Once the lights were turned off and the home was quiet, I sat next to my sleeping wife and penned my thoughts for an hour or so. It had been one of those days where I had an overabundance of love for my wife that I did not know how to express. She would just look at me like she was trying to figure me out, but I was trying to figure myself out too. How do I explain what I feel inside for her? How do I tell Ria the love I feel for her scares me? That my heart only beats for her and our little terrors? That sometimes I want to take her in my arms and hold her to me just to feel her chest beat against mine, to know that she is really here and is not going anywhere. I stay in a haze of emotion wondering why I am granted this life. I do not tell Adrianna, but I thank God everyday for our family and pray it is one she wants, and does not regret.

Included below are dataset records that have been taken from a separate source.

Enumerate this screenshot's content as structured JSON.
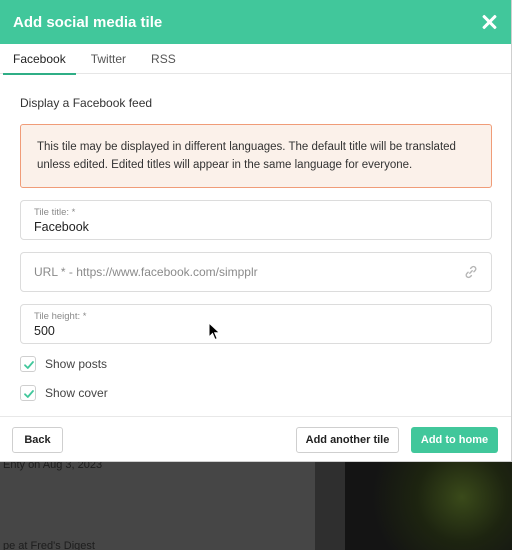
{
  "modal": {
    "title": "Add social media tile"
  },
  "tabs": [
    {
      "label": "Facebook",
      "active": true
    },
    {
      "label": "Twitter",
      "active": false
    },
    {
      "label": "RSS",
      "active": false
    }
  ],
  "section_label": "Display a Facebook feed",
  "alert": {
    "text": "This tile may be displayed in different languages. The default title will be translated unless edited. Edited titles will appear in the same language for everyone."
  },
  "fields": {
    "tile_title": {
      "label": "Tile title: *",
      "value": "Facebook"
    },
    "url": {
      "placeholder": "URL * - https://www.facebook.com/simpplr",
      "icon": "link-icon"
    },
    "tile_height": {
      "label": "Tile height: *",
      "value": "500"
    }
  },
  "checkboxes": [
    {
      "label": "Show posts",
      "checked": true
    },
    {
      "label": "Show cover",
      "checked": true
    }
  ],
  "footer": {
    "back_label": "Back",
    "add_another_label": "Add another tile",
    "add_home_label": "Add to home"
  },
  "background": {
    "text1": "Enty on Aug 3, 2023",
    "text2": "pe at Fred's Digest"
  },
  "colors": {
    "accent": "#41c79b",
    "alert_bg": "#fbf1ea",
    "alert_border": "#f09c78"
  }
}
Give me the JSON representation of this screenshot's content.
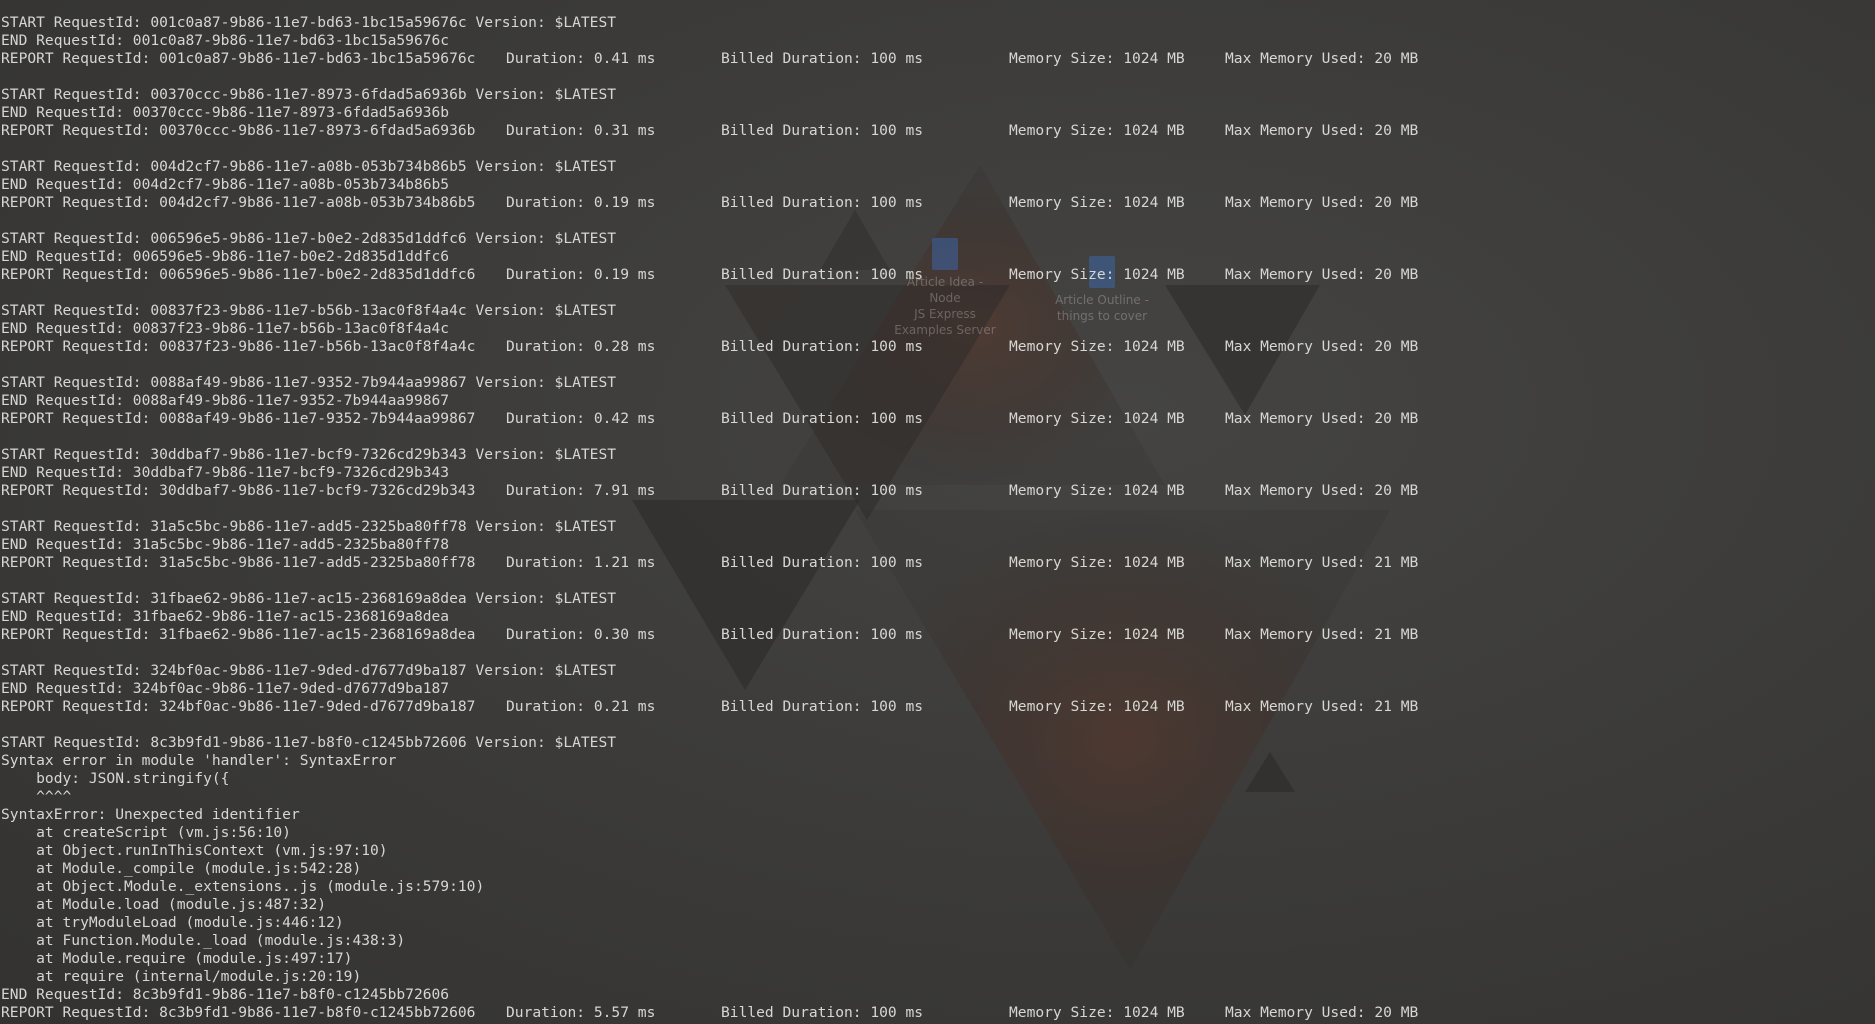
{
  "desktop": {
    "icons": [
      {
        "label_lines": [
          "Article Idea - Node",
          "JS Express",
          "Examples Server"
        ]
      },
      {
        "label_lines": [
          "Article Outline -",
          "things to cover"
        ]
      }
    ]
  },
  "terminal": {
    "requests": [
      {
        "start": "START RequestId: 001c0a87-9b86-11e7-bd63-1bc15a59676c Version: $LATEST",
        "end": "END RequestId: 001c0a87-9b86-11e7-bd63-1bc15a59676c",
        "report_id": "REPORT RequestId: 001c0a87-9b86-11e7-bd63-1bc15a59676c",
        "duration": "Duration: 0.41 ms",
        "billed": "Billed Duration: 100 ms",
        "memory": "Memory Size: 1024 MB",
        "max_memory": "Max Memory Used: 20 MB"
      },
      {
        "start": "START RequestId: 00370ccc-9b86-11e7-8973-6fdad5a6936b Version: $LATEST",
        "end": "END RequestId: 00370ccc-9b86-11e7-8973-6fdad5a6936b",
        "report_id": "REPORT RequestId: 00370ccc-9b86-11e7-8973-6fdad5a6936b",
        "duration": "Duration: 0.31 ms",
        "billed": "Billed Duration: 100 ms",
        "memory": "Memory Size: 1024 MB",
        "max_memory": "Max Memory Used: 20 MB"
      },
      {
        "start": "START RequestId: 004d2cf7-9b86-11e7-a08b-053b734b86b5 Version: $LATEST",
        "end": "END RequestId: 004d2cf7-9b86-11e7-a08b-053b734b86b5",
        "report_id": "REPORT RequestId: 004d2cf7-9b86-11e7-a08b-053b734b86b5",
        "duration": "Duration: 0.19 ms",
        "billed": "Billed Duration: 100 ms",
        "memory": "Memory Size: 1024 MB",
        "max_memory": "Max Memory Used: 20 MB"
      },
      {
        "start": "START RequestId: 006596e5-9b86-11e7-b0e2-2d835d1ddfc6 Version: $LATEST",
        "end": "END RequestId: 006596e5-9b86-11e7-b0e2-2d835d1ddfc6",
        "report_id": "REPORT RequestId: 006596e5-9b86-11e7-b0e2-2d835d1ddfc6",
        "duration": "Duration: 0.19 ms",
        "billed": "Billed Duration: 100 ms",
        "memory": "Memory Size: 1024 MB",
        "max_memory": "Max Memory Used: 20 MB"
      },
      {
        "start": "START RequestId: 00837f23-9b86-11e7-b56b-13ac0f8f4a4c Version: $LATEST",
        "end": "END RequestId: 00837f23-9b86-11e7-b56b-13ac0f8f4a4c",
        "report_id": "REPORT RequestId: 00837f23-9b86-11e7-b56b-13ac0f8f4a4c",
        "duration": "Duration: 0.28 ms",
        "billed": "Billed Duration: 100 ms",
        "memory": "Memory Size: 1024 MB",
        "max_memory": "Max Memory Used: 20 MB"
      },
      {
        "start": "START RequestId: 0088af49-9b86-11e7-9352-7b944aa99867 Version: $LATEST",
        "end": "END RequestId: 0088af49-9b86-11e7-9352-7b944aa99867",
        "report_id": "REPORT RequestId: 0088af49-9b86-11e7-9352-7b944aa99867",
        "duration": "Duration: 0.42 ms",
        "billed": "Billed Duration: 100 ms",
        "memory": "Memory Size: 1024 MB",
        "max_memory": "Max Memory Used: 20 MB"
      },
      {
        "start": "START RequestId: 30ddbaf7-9b86-11e7-bcf9-7326cd29b343 Version: $LATEST",
        "end": "END RequestId: 30ddbaf7-9b86-11e7-bcf9-7326cd29b343",
        "report_id": "REPORT RequestId: 30ddbaf7-9b86-11e7-bcf9-7326cd29b343",
        "duration": "Duration: 7.91 ms",
        "billed": "Billed Duration: 100 ms",
        "memory": "Memory Size: 1024 MB",
        "max_memory": "Max Memory Used: 20 MB"
      },
      {
        "start": "START RequestId: 31a5c5bc-9b86-11e7-add5-2325ba80ff78 Version: $LATEST",
        "end": "END RequestId: 31a5c5bc-9b86-11e7-add5-2325ba80ff78",
        "report_id": "REPORT RequestId: 31a5c5bc-9b86-11e7-add5-2325ba80ff78",
        "duration": "Duration: 1.21 ms",
        "billed": "Billed Duration: 100 ms",
        "memory": "Memory Size: 1024 MB",
        "max_memory": "Max Memory Used: 21 MB"
      },
      {
        "start": "START RequestId: 31fbae62-9b86-11e7-ac15-2368169a8dea Version: $LATEST",
        "end": "END RequestId: 31fbae62-9b86-11e7-ac15-2368169a8dea",
        "report_id": "REPORT RequestId: 31fbae62-9b86-11e7-ac15-2368169a8dea",
        "duration": "Duration: 0.30 ms",
        "billed": "Billed Duration: 100 ms",
        "memory": "Memory Size: 1024 MB",
        "max_memory": "Max Memory Used: 21 MB"
      },
      {
        "start": "START RequestId: 324bf0ac-9b86-11e7-9ded-d7677d9ba187 Version: $LATEST",
        "end": "END RequestId: 324bf0ac-9b86-11e7-9ded-d7677d9ba187",
        "report_id": "REPORT RequestId: 324bf0ac-9b86-11e7-9ded-d7677d9ba187",
        "duration": "Duration: 0.21 ms",
        "billed": "Billed Duration: 100 ms",
        "memory": "Memory Size: 1024 MB",
        "max_memory": "Max Memory Used: 21 MB"
      }
    ],
    "final": {
      "start": "START RequestId: 8c3b9fd1-9b86-11e7-b8f0-c1245bb72606 Version: $LATEST",
      "error_lines": [
        "Syntax error in module 'handler': SyntaxError",
        "    body: JSON.stringify({",
        "    ^^^^",
        "SyntaxError: Unexpected identifier",
        "    at createScript (vm.js:56:10)",
        "    at Object.runInThisContext (vm.js:97:10)",
        "    at Module._compile (module.js:542:28)",
        "    at Object.Module._extensions..js (module.js:579:10)",
        "    at Module.load (module.js:487:32)",
        "    at tryModuleLoad (module.js:446:12)",
        "    at Function.Module._load (module.js:438:3)",
        "    at Module.require (module.js:497:17)",
        "    at require (internal/module.js:20:19)"
      ],
      "end": "END RequestId: 8c3b9fd1-9b86-11e7-b8f0-c1245bb72606",
      "report_id": "REPORT RequestId: 8c3b9fd1-9b86-11e7-b8f0-c1245bb72606",
      "duration": "Duration: 5.57 ms",
      "billed": "Billed Duration: 100 ms",
      "memory": "Memory Size: 1024 MB",
      "max_memory": "Max Memory Used: 20 MB"
    }
  }
}
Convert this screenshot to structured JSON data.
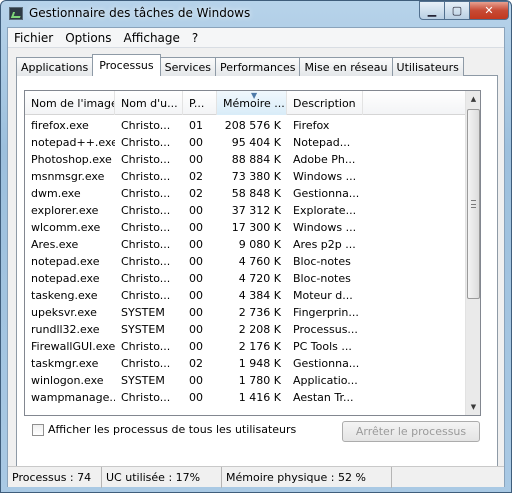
{
  "window": {
    "title": "Gestionnaire des tâches de Windows",
    "min_label": "▁",
    "max_label": "▢",
    "close_label": "✕"
  },
  "menu": [
    "Fichier",
    "Options",
    "Affichage",
    "?"
  ],
  "tabs": [
    "Applications",
    "Processus",
    "Services",
    "Performances",
    "Mise en réseau",
    "Utilisateurs"
  ],
  "active_tab": "Processus",
  "columns": [
    "Nom de l'image",
    "Nom d'u...",
    "P...",
    "Mémoire ...",
    "Description"
  ],
  "rows": [
    [
      "firefox.exe",
      "Christo...",
      "01",
      "208 576 K",
      "Firefox"
    ],
    [
      "notepad++.exe",
      "Christo...",
      "00",
      "95 404 K",
      "Notepad..."
    ],
    [
      "Photoshop.exe",
      "Christo...",
      "00",
      "88 884 K",
      "Adobe Ph..."
    ],
    [
      "msnmsgr.exe",
      "Christo...",
      "02",
      "73 380 K",
      "Windows ..."
    ],
    [
      "dwm.exe",
      "Christo...",
      "02",
      "58 848 K",
      "Gestionna..."
    ],
    [
      "explorer.exe",
      "Christo...",
      "00",
      "37 312 K",
      "Explorate..."
    ],
    [
      "wlcomm.exe",
      "Christo...",
      "00",
      "17 300 K",
      "Windows ..."
    ],
    [
      "Ares.exe",
      "Christo...",
      "00",
      "9 080 K",
      "Ares p2p ..."
    ],
    [
      "notepad.exe",
      "Christo...",
      "00",
      "4 760 K",
      "Bloc-notes"
    ],
    [
      "notepad.exe",
      "Christo...",
      "00",
      "4 720 K",
      "Bloc-notes"
    ],
    [
      "taskeng.exe",
      "Christo...",
      "00",
      "4 384 K",
      "Moteur d..."
    ],
    [
      "upeksvr.exe",
      "SYSTEM",
      "00",
      "2 736 K",
      "Fingerprin..."
    ],
    [
      "rundll32.exe",
      "SYSTEM",
      "00",
      "2 208 K",
      "Processus..."
    ],
    [
      "FirewallGUI.exe",
      "Christo...",
      "00",
      "2 176 K",
      "PC Tools ..."
    ],
    [
      "taskmgr.exe",
      "Christo...",
      "02",
      "1 948 K",
      "Gestionna..."
    ],
    [
      "winlogon.exe",
      "SYSTEM",
      "00",
      "1 780 K",
      "Applicatio..."
    ],
    [
      "wampmanage...",
      "Christo...",
      "00",
      "1 416 K",
      "Aestan Tr..."
    ]
  ],
  "show_all_label": "Afficher les processus de tous les utilisateurs",
  "end_process_label": "Arrêter le processus",
  "status": {
    "processes": "Processus : 74",
    "cpu": "UC utilisée : 17%",
    "memory": "Mémoire physique : 52 %"
  },
  "icons": {
    "app": "task-manager-icon",
    "sort": "sort-down-icon",
    "scroll_up": "▲",
    "scroll_down": "▼"
  }
}
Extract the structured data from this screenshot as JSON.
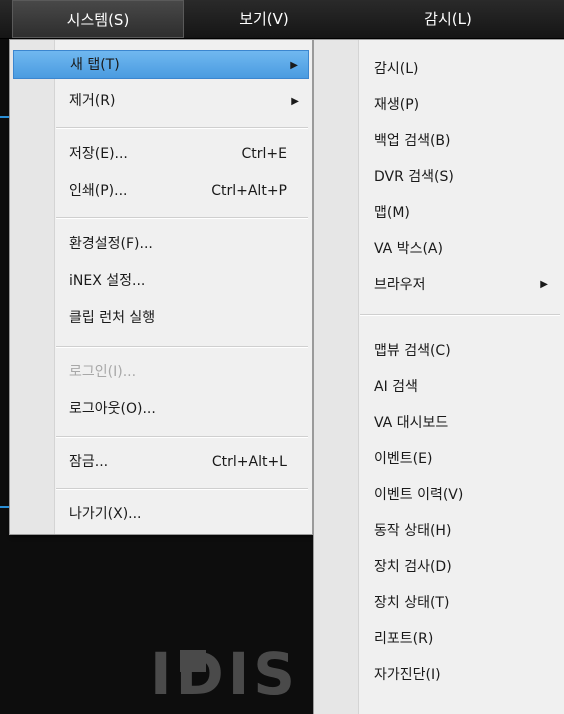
{
  "menubar": {
    "system": "시스템(S)",
    "view": "보기(V)",
    "monitor": "감시(L)"
  },
  "system_menu": {
    "new_tab": "새 탭(T)",
    "remove": "제거(R)",
    "save": "저장(E)...",
    "save_shortcut": "Ctrl+E",
    "print": "인쇄(P)...",
    "print_shortcut": "Ctrl+Alt+P",
    "settings": "환경설정(F)...",
    "inex_settings": "iNEX 설정...",
    "clip_launcher": "클립 런처 실행",
    "login": "로그인(I)...",
    "logout": "로그아웃(O)...",
    "lock": "잠금...",
    "lock_shortcut": "Ctrl+Alt+L",
    "exit": "나가기(X)..."
  },
  "new_tab_submenu": {
    "items": [
      "감시(L)",
      "재생(P)",
      "백업 검색(B)",
      "DVR 검색(S)",
      "맵(M)",
      "VA 박스(A)",
      "브라우저",
      "맵뷰 검색(C)",
      "AI 검색",
      "VA 대시보드",
      "이벤트(E)",
      "이벤트 이력(V)",
      "동작 상태(H)",
      "장치 검사(D)",
      "장치 상태(T)",
      "리포트(R)",
      "자가진단(I)"
    ]
  },
  "background": {
    "logo_text": "IDIS"
  },
  "colors": {
    "highlight": "#4a9be0",
    "menubar": "#1c1c1c",
    "menu_bg": "#f0f0f0"
  }
}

It was a Tuesday morning. The girls had played with Adrianna’s hair leaving it to look worse than when she woke up. They pretended she was at the hair salon. It was a matted ball of frizz but my wife never looked happier. Seeing her smile only encouraged the girls to tease her hair bigger. They jumped on their tip toes, full of energy bumping into each other. The giggles never stopped and I did not want them to.
Two times I took out my cell phone to capture them in their element so I could have it to look back on. They are my pride and joy. Ria made us all smile for a picture then saved it as my screensaver.
When it was time to feed the little hyenas lunch, Adrianna said they were ordering pizza, but then proceeded to add a cheesesteak, Greek french fries, a cobb salad, loaded nachos, and a slice of banana cream pie. She said the baby needed it and pointed to her belly. How do you argue with that?
Hyped up on junk and sugar, the girls decided that I would become their personal gymboree and used me as if I was made of steel. They climbed over my back, kneed me in the jaw, and scraped their nails over any inch of skin they could grab on to. They ran around barefoot trashing the house until they passed out in the most uncomfortable looking positions until I carried them to bed and tucked them in. This random Tuesday was one of those days I did not know I needed.
When Adrianna woke this morning, she said she never got to skip school as a teenager, and that today we were all skipping. I do not argue with her when she is pregnant. I just phoned Danilo and told him the change of plans. I also do not argue when she wants me to stay home with her either. My love for Ria grows more and more each day. It consumes my soul. I want everything for her and our babies, and I will do anything she asks of me. I live for her.
Fear creeps inside my chest and my fingers begin to tremble while I write. I am terrified there will come a day when she stops loving me. Adrianna tells me to stop wasting my time over irrational thoughts because four kids together is not for shits and giggles, that she is in it for the long haul. I do not understand such an analogy but I understand the way she looks at me when she says it and the love she so freely gives. Sometimes I need reassurance. After our first daughter was born, I could not believe my wife wanted to have more children with me. Now she is lying next to me pregnant with a fifth.
Love and life. Who knew it could be so… powerful?
I turn the page to write a couple more paragraphs until I feel like I am free then stow the leather bound book in my nightstand. Cuddling up to my wife, I pull the blanket over us and hold her close. Her body is always so warm. She takes a deep breath and exhales slowly, falling against me into a fitful slumber.
Each of our daughters have their own journal. Adrianna and I take turns writing in them. Sometimes we do it together, sometimes we do not. It only matters that we do. When the day comes they are to be married, we will present it to them. Some people had pictures to capture memories. We write letters to our daughters.